Asia: Jepang, sebagai negara dengan sejarah militerisme yang agresif sebelum Perang Dunia II, kini memiliki konstitusi yang membatasi penggunaan kekuatan militer hanya untuk pertahanan diri. Mereka juga secara ketat menghindari keterlibatan militer dalam urusan domestik. Semua contoh ini menunjukkan bahwa negara-negara yang ingin maju memilih untuk mengurangi peran militer dalam kehidupan sipil, bukan sebaliknya.
Indonesia: Menuju Militerisme Baru?
Jika revisi UU TNI memungkinkan militer kembali aktif dalam urusan sipil—seperti pengamanan dalam negeri, pengelolaan kebencanaan, bahkan tugas pemerintahan lainnya—Indonesia berisiko mengalami militerisasi bertahap. Peningkatan peran militer dalam politik dan pemerintahan bisa menciptakan preseden buruk, seperti:
1. Kemunduran Demokrasi: Militer yang diberi keleluasaan di ranah sipil cenderung sulit dikendalikan oleh pemerintahan sipil. Ini bisa melemahkan supremasi hukum dan menghambat partisipasi masyarakat dalam proses demokrasi.

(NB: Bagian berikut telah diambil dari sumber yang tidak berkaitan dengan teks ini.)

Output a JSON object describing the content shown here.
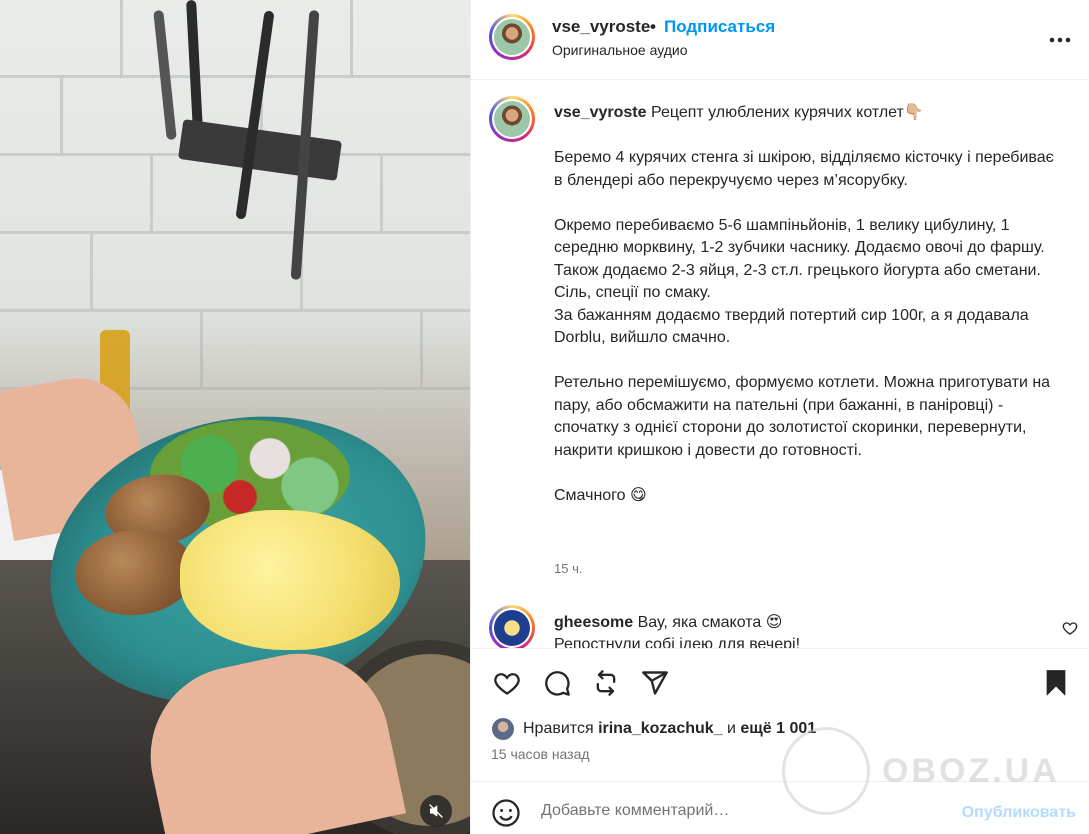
{
  "post": {
    "username": "vse_vyroste",
    "separator": "•",
    "follow_label": "Подписаться",
    "audio_label": "Оригинальное аудио",
    "caption": "Рецепт улюблених курячих котлет👇🏼\n\nБеремо 4 курячих стенга зі шкірою, відділяємо кісточку і перебиває в блендері або перекручуємо через м’ясорубку.\n\nОкремо перебиваємо 5-6 шампіньйонів, 1 велику цибулину, 1 середню морквину, 1-2 зубчики часнику. Додаємо овочі до фаршу.\nТакож додаємо 2-3 яйця, 2-3 ст.л. грецького йогурта або сметани. Сіль, спеції по смаку.\nЗа бажанням додаємо твердий потертий сир 100г, а я додавала Dorblu, вийшло смачно.\n\nРетельно перемішуємо, формуємо котлети. Можна приготувати на пару, або обсмажити на пательні (при бажанні, в паніровці) - спочатку з однієї сторони до золотистої скоринки, перевернути, накрити кришкою і довести до готовності.\n\nСмачного 😋",
    "time_ago": "15 ч."
  },
  "comment": {
    "username": "gheesome",
    "text": "Вау, яка смакота 😍\nРепостнули собі ідею для вечері!"
  },
  "likes": {
    "prefix": "Нравится",
    "user": "irina_kozachuk_",
    "conj": "и",
    "others": "ещё 1 001"
  },
  "posted_ago": "15 часов назад",
  "add_comment": {
    "placeholder": "Добавьте комментарий…",
    "publish_label": "Опубликовать"
  },
  "watermark": "OBOZ.UA",
  "colors": {
    "accent": "#0095f6",
    "publish_disabled": "#b3dbff",
    "text": "#262626",
    "secondary": "#737373"
  },
  "icons": [
    "more-icon",
    "heart-icon",
    "comment-icon",
    "repost-icon",
    "share-icon",
    "bookmark-icon",
    "emoji-icon",
    "mute-icon"
  ]
}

2. Ancaman terhadap HAM: Militer secara institusional tidak didesain untuk menangani persoalan sipil dengan pendekatan humanis. Keterlibatan mereka dalam urusan sipil berpotensi meningkatkan kasus kekerasan, represi, dan pelanggaran HAM.
3. Tumpang Tindih Kewenangan: Ketika TNI mulai mengambil peran yang seharusnya dijalankan oleh Polri atau institusi sipil lainnya, terjadi kebingungan hukum dan perebutan kewenangan yang bisa berujung pada instabilitas birokrasi.
4. Kurangnya Akuntabilitas: Militer memiliki sistem peradilan sendiri, yang selama ini kerap dinilai kurang transparan. Jika peran mereka diperluas, siapa yang akan memastikan mereka bertanggung jawab atas tindakan mereka terhadap warga sipil?
Reformasi Militer yang Seharusnya
Alih-alih memperluas peran militer ke wilayah sipil, Indonesia seharusnya fokus pada reformasi yang memperkuat profesionalisme TNI, seperti:
Modernisasi Alutsista: Fokus utama TNI seharusnya adalah meningkatkan kapasitas pertahanan negara, bukan ikut campur dalam politik atau keamanan sipil.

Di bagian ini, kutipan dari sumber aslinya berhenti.